I am trying to calculate the surface temperature of the sun with a copper strip. I have a temperature sensor to calculate the temperature of the strip and that's it. Assuming the rate at which energy is supplied by the sun is constant at my location and time. I can plot the temperature at various times, and get the gradient which will be (assuming it is linear): \begin{equation} \frac{dT}{dt}=consant \end{equation} Since I know that: \begin{equation} dQ=mcdT \end{equation} I can then differentiate it with respect to time, and since I know the rate of change of temperature: \begin{equation} \frac{\mathrm{d}Q }{\mathrm{d} t}=mc\frac{\mathrm{d}T }{\mathrm{d} t} \end{equation} Thus: \begin{equation} \frac{\mathrm{d}Q }{\mathrm{d} t}={mc*constant} \end{equation} Then from here I can equate it to the the Stefan–Boltzmann law and calculate the temperature of the temperature of the sun: \begin{equation} mc*constant=\varepsilon \sigma AT^{4} \end{equation}

This is where I get stuck, I am including the emissivity constant as the atmosphere has to absorb some power. I am also taking the area of the sun as a known constant so I can rearrange and solve for T. Do you guys think that this approach is valid or are there any mistakes with it? Furthermore, are there any factors I am neglecting in this? I am fine with any higher level calculus if necessary. Sorry for my formatting I am new to this page.

Answer 1

If you graph the temperature of your copper strip as a function of time you're going to get something like:

This is because you have two effects. The light from the Sun heats the copper strip, but at the same time the strip cools. The equilibrium temperature (the dashed line) is the temperature at which the cooling balances the heating.

If the intensity of the sunlight (in Joules/sec/square metre) is P, then the increase in temperature due to the sunlight wil be:

$$ dT_{Sun} = \frac{PA}{C}dt $$

where $C$ is the specific heat of your strip. Assuming the cooling is Newtonian the decrease in temperature due to cooling will be:

$$ dT_{cool} = -k(T - T_0)dt $$

where $T_0$ is the ambient temperature and $k$ is some constant that would have to be experimentally measured (there's an easy way to experimentally measure it - see below).
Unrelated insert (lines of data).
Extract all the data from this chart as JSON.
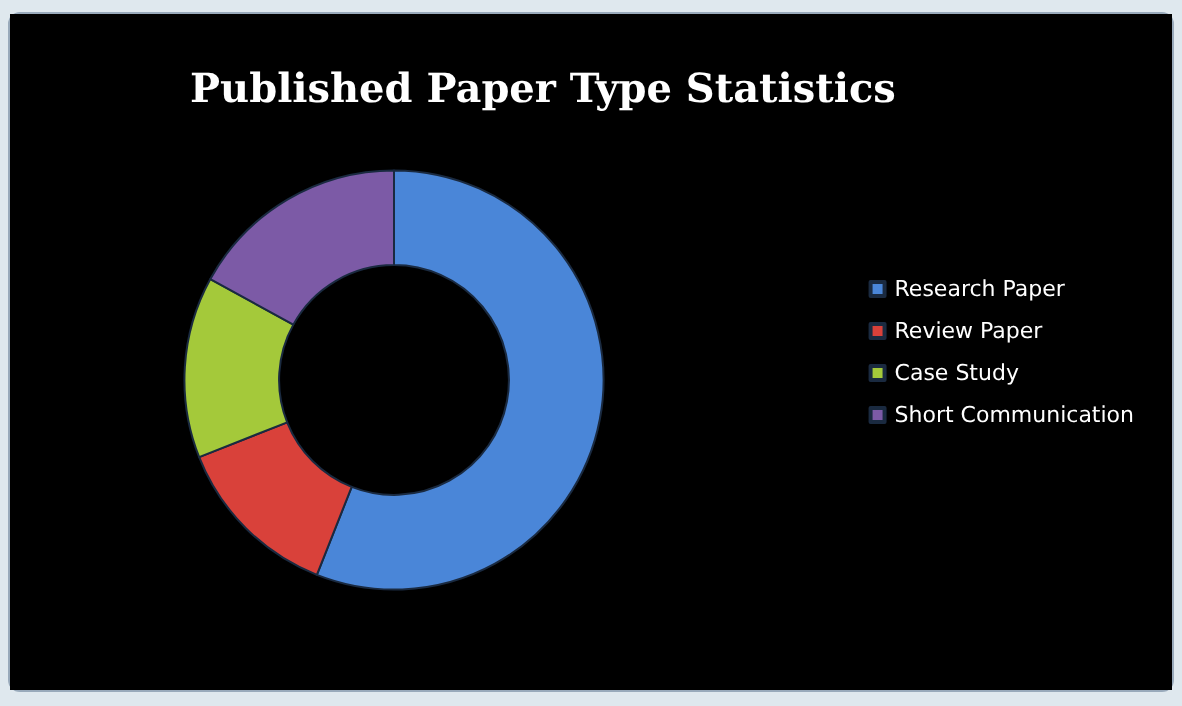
{
  "chart_data": {
    "type": "donut",
    "title": "Published Paper Type Statistics",
    "categories": [
      "Research Paper",
      "Review Paper",
      "Case Study",
      "Short Communication"
    ],
    "values": [
      56,
      13,
      14,
      17
    ],
    "colors": [
      "#4a86d8",
      "#d9413a",
      "#a4c93a",
      "#7c5aa6"
    ],
    "legend": "right"
  }
}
So the differential equation that describes the total temperature change is:

$$ dT = \left( \frac{PA}{C} - k(T - T_0) \right) dt $$

Solving this is straightforward, if a bit messy, but there's a simple shortcut because at the equilibrium temperature, $T_e$, we have $dT/dt = 0$, and that means:

$$ \frac{PA}{C} = k(T_e - T_0) \tag{1} $$

so assuming you know the area $A$ and specific heat $C$ of your strip you just need to measure the equilibrium temperature, $T_e$, and the cooling constant $k$ and you can calculate $P$. To get the cooling constant cut off the sunlight with a screen and measure the temperature as your strip cools. Without the sunlight the temperature change is given by:

$$ dT = -k(T - T_0)dt $$

To integrate this we rearrange to:

$$ \frac{dT}{T - T_0} = -kdt $$

and this is a straightforward integration to give:

$$ ln(\Delta T) = -kt + ln(\Delta T_e) $$

where I've used $\Delta T$ as shorthand for $T - T_0$, and $\Delta T_e$ is the value of $\Delta T$ when the strip starts cooling i.e. $T_e - T_0$. So just graph $ln(\Delta T)$ against time and the gradient will be the constant $k$. Feed this into equation (1) and you have the intensity of the sunlight, $P$.
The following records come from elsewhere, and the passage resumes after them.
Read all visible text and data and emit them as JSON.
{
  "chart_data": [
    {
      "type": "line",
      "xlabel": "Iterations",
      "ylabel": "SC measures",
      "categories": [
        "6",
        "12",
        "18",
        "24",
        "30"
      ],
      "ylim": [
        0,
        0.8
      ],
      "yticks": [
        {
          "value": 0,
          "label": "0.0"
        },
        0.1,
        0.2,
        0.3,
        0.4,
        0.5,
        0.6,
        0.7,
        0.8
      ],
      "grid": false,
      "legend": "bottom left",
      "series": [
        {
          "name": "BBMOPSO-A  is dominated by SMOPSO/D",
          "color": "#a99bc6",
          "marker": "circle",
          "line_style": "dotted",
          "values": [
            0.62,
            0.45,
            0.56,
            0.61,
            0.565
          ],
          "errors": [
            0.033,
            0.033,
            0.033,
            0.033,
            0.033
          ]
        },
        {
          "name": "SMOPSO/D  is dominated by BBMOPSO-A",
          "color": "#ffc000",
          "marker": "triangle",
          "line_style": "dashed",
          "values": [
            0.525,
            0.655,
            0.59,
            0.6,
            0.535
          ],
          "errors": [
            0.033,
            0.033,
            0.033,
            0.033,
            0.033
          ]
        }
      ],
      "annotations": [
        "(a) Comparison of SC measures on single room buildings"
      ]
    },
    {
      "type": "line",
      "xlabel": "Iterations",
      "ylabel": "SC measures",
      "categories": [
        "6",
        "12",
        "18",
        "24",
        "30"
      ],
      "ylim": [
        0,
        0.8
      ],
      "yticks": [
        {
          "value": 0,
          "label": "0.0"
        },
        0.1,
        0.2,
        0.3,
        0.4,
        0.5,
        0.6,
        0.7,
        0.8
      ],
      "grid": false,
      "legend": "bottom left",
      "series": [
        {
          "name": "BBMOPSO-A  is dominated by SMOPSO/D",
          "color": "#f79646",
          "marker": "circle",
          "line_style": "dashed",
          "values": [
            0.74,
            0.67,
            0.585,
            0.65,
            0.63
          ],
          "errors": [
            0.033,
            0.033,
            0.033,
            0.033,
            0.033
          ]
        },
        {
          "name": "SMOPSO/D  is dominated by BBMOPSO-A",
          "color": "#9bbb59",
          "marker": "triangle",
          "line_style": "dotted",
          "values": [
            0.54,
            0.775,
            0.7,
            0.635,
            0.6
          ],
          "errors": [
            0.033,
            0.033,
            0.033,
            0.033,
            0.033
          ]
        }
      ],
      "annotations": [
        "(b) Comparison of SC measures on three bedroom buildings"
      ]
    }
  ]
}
As you say, you can relate the power back to the temperature of the Sun using the Stefan-Boltzmann law. The emissivity of the sun is close to one because it's just a ball of plasma, however there will be a correction for the radiation absorbed by the atmosphere. I don't think there's much you can do about this. You'll just have to accept that your value for the temperature will be a bit low as a result of atmospheric absorption. However since $P \propto T^4$ the error in your final value of the temperature won't be that great.